Nestas matérias os estados não podem tomar iniciativa através de acto legislativo ou regulamentar, cabendo-lhes apenas intervenções secundárias e subordinadas.

Presentemente, o art. 3º/1 TFUE atribui expressamente competência exclusiva nos domínios da: a) União aduaneira;

b) Regras de concorrência necessárias ao mercado interno; c) Política monetária para os estados da zona euro;

d) Conservação dos recursos biológicos no âmbito da politica comum de pescas; e) Política comercial comum.
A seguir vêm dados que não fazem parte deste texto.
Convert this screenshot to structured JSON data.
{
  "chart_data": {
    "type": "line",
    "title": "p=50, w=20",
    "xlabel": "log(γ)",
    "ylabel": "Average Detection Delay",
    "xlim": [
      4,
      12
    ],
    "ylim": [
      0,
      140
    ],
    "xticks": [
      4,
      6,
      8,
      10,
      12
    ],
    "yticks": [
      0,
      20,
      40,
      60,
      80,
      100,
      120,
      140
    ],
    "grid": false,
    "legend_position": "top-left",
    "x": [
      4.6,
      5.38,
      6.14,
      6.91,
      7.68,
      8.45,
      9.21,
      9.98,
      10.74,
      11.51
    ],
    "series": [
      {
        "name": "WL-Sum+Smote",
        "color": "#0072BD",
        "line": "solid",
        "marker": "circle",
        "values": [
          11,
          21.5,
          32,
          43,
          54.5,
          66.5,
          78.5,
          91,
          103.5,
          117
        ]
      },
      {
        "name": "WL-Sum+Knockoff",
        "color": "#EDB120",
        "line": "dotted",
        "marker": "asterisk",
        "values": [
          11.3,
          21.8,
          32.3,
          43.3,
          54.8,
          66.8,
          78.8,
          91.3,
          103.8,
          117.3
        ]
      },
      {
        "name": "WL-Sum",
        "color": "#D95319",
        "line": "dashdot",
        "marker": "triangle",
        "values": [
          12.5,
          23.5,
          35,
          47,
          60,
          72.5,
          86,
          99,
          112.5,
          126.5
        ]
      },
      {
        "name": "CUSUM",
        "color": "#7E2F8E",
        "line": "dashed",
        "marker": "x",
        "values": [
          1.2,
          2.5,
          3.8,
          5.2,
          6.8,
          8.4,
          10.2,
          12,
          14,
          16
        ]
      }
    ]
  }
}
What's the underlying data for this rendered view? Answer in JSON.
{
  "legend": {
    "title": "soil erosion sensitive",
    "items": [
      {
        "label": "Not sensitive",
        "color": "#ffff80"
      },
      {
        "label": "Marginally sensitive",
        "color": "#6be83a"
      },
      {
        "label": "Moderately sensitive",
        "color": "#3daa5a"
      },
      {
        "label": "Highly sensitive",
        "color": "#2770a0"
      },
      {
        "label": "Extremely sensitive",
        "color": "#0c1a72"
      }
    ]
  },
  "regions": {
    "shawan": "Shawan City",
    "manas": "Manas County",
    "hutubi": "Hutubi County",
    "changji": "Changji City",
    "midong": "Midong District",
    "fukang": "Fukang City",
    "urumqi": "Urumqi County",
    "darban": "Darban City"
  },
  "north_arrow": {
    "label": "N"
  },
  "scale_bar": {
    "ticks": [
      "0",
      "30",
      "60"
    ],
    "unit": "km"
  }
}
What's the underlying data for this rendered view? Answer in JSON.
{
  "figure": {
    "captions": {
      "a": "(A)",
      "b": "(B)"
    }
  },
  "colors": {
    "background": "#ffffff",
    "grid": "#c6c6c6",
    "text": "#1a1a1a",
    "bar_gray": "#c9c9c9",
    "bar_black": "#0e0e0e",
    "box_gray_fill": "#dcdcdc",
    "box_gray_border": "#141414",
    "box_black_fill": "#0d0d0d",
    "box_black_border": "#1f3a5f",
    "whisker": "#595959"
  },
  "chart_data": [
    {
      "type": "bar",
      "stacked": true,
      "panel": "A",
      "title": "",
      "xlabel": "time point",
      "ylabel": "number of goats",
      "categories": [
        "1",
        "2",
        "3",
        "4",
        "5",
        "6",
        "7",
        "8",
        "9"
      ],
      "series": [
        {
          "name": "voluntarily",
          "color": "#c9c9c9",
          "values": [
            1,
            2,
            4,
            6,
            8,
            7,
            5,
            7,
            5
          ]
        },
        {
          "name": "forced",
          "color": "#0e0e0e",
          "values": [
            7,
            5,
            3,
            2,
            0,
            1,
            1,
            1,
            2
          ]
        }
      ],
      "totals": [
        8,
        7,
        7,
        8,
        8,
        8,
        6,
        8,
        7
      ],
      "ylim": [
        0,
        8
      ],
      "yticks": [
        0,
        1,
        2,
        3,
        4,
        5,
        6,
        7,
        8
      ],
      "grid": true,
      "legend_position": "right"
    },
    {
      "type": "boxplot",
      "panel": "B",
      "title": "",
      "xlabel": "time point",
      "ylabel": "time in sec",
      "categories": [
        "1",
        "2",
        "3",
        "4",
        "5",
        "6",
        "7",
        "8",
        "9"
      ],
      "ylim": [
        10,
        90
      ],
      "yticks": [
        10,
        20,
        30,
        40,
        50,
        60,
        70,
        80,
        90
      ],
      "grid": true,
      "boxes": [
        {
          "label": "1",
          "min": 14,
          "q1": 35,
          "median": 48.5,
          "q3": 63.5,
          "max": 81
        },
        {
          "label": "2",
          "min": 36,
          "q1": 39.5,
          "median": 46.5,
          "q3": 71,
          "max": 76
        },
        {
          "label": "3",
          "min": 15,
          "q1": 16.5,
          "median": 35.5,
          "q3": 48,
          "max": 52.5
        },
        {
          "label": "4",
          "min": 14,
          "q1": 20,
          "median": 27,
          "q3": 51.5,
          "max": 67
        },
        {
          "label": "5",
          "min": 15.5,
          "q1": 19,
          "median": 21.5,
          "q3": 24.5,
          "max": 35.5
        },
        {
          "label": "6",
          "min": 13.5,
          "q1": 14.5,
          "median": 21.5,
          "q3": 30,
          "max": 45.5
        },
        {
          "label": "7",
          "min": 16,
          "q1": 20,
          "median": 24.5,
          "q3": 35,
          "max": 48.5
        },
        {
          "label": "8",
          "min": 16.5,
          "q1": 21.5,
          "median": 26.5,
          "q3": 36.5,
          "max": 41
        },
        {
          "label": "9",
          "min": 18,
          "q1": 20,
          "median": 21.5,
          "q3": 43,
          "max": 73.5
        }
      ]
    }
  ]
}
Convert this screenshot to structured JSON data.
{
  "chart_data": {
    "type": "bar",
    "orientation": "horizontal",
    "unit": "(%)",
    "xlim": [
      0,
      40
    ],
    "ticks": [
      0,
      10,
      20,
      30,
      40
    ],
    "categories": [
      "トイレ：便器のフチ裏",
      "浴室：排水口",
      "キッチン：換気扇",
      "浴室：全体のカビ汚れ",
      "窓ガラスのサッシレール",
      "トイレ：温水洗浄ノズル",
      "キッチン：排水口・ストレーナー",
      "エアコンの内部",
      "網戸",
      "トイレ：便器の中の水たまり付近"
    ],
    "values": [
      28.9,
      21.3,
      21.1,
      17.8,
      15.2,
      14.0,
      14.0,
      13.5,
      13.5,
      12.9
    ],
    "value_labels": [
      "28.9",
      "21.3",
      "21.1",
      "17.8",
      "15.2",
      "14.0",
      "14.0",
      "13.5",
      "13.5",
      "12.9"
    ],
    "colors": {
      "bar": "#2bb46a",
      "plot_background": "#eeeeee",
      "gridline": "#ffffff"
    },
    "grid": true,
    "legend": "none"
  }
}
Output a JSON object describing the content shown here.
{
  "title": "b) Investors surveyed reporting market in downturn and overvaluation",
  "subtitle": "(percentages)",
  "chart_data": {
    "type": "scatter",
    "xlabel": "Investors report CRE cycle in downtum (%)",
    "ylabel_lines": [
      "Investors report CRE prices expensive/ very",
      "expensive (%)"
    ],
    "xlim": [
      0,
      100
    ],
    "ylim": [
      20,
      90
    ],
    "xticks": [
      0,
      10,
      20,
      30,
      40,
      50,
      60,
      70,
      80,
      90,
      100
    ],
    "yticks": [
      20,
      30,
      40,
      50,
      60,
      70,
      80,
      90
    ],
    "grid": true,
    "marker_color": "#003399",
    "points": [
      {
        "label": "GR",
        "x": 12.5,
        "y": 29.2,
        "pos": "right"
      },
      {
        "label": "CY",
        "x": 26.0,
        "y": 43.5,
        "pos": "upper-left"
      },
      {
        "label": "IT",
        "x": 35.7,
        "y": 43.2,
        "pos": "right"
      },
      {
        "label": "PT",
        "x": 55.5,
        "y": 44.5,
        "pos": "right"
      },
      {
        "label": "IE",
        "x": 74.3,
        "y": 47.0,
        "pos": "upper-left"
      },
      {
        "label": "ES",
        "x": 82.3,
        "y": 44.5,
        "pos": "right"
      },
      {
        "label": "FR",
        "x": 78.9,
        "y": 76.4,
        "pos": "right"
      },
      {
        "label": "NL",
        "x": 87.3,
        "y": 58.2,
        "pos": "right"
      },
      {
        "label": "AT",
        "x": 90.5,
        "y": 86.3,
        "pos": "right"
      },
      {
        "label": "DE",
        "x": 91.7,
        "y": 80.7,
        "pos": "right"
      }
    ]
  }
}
Nestes domínios os estados foram, em princípio, definitivamente desapropriados das suas competências. A única excepção a este princípio pode correr no caso de radical inoperância por parte das instâncias da UE.

3.1.2.2. Competências partilhadas

Existem, também, matérias de competência concorrente, ou seja, matérias em que tanto os Estados como a UE são competentes – art.2º/1 TFUE.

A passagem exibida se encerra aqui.